A Learning Algorithm for Change Impact Prediction

Author(s): Vincenzo Musco, Antonin Carette, Martin Monperrus, and Phillipe Preux
Venue: International Conference of Software Engineering
Date: May 2016

Sample Size: 6000


This paper investigates the accuracy of change impact analysis, which is predicting the impact of a code change in a software application. This experiment seeks to test the accuracy of a specific learning algorithm called LCIP by testing it against Java programs. LCIP creates a weighted call graph based on given training data with a node for each method of the program and an edge to each influenced method. The algorithm weights the edge based on a the probability of influence along that edge, determined by the differing branches and loops of the code method.

This study tests LCIP on two well-tested Java software programs that total around 120,000+ lines of code. 6,000 different changes are used to modify the code and test impact prediction. LCIP's results are compared to two control algorithms, a standard closure algorithm using an unweighted call graph and a basic learning strategy.
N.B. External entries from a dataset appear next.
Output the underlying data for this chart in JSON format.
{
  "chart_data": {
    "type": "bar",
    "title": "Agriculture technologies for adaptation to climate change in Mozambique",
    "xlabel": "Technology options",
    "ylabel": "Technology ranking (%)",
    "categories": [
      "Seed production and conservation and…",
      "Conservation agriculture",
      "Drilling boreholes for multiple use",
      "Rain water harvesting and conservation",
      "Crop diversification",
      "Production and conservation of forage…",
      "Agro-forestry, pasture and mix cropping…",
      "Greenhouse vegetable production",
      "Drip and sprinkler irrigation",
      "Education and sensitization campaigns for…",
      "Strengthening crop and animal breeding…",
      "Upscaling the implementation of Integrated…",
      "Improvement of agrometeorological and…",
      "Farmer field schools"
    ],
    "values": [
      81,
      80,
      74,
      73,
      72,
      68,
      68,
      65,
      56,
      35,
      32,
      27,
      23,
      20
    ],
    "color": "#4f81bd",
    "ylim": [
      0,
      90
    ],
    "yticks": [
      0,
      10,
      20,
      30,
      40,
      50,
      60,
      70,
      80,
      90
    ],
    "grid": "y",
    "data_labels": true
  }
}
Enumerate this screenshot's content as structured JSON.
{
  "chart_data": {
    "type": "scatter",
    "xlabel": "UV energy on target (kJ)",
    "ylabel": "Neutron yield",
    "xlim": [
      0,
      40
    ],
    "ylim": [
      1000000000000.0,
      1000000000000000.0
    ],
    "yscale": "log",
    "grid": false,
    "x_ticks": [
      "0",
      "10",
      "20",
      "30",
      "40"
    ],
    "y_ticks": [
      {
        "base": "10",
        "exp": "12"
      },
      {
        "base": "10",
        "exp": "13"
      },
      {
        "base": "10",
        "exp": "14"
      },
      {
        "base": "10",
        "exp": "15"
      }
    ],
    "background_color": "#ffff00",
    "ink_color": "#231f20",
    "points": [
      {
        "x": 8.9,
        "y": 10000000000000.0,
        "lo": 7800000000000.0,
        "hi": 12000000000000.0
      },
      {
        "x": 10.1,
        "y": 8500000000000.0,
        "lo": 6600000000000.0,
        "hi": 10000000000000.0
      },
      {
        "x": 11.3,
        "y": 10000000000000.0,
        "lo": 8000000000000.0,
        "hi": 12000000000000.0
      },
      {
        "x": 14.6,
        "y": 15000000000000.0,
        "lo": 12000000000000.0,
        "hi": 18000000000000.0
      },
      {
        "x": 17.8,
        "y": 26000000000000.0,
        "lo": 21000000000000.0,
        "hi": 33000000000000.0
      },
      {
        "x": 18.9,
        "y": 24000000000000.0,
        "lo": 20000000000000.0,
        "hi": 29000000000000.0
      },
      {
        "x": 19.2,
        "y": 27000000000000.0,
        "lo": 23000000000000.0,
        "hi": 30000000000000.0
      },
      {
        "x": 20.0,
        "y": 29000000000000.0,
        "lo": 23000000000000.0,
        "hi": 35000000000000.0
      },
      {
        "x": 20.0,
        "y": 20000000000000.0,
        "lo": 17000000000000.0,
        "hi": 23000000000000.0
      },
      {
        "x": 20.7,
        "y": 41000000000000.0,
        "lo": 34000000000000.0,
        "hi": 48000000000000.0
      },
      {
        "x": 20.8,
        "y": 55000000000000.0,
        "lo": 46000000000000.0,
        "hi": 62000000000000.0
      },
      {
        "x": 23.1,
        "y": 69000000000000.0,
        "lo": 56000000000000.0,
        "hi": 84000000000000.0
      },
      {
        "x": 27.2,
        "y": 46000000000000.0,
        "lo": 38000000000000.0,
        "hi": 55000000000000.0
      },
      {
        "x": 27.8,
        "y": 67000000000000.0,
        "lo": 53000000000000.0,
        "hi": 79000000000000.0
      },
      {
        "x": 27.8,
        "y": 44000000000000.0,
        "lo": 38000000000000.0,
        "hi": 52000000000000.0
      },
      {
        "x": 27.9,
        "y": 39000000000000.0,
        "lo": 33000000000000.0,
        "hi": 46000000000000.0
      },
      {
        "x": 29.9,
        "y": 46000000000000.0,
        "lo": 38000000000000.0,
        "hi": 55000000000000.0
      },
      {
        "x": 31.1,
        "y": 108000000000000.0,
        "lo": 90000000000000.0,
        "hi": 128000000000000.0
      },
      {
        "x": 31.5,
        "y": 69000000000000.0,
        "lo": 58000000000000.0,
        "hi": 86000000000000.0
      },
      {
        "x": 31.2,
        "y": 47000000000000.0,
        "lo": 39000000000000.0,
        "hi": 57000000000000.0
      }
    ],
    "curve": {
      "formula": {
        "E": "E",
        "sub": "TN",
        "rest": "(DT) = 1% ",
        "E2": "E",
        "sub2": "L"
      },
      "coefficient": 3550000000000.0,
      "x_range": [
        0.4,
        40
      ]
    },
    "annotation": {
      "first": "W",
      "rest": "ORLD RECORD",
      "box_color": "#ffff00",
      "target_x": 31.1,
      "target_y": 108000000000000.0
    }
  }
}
The algorithm accuracies are evaluated by the precision of predicted tests that were really influenced, the recall of impacted tests that are retrieved, and the F-score which combines the other two values.

In conclusion, the LCIP algorithm had the highest precision values for all 6000 mutations ran, with an average of 22% increase in accuracy from the standard closure algorithm and 3% increase from the basic learning strategy. The recall values were all very similar, with a 1% average improvement of the basic strategy. This lead to the LCIP algorithm having a 2% average F-score improvement. This study demonstrates that the application of learning algorithms drastically increases the change impact analysis accuracy, and the weighted call graphs slightly improves that accuracy even more.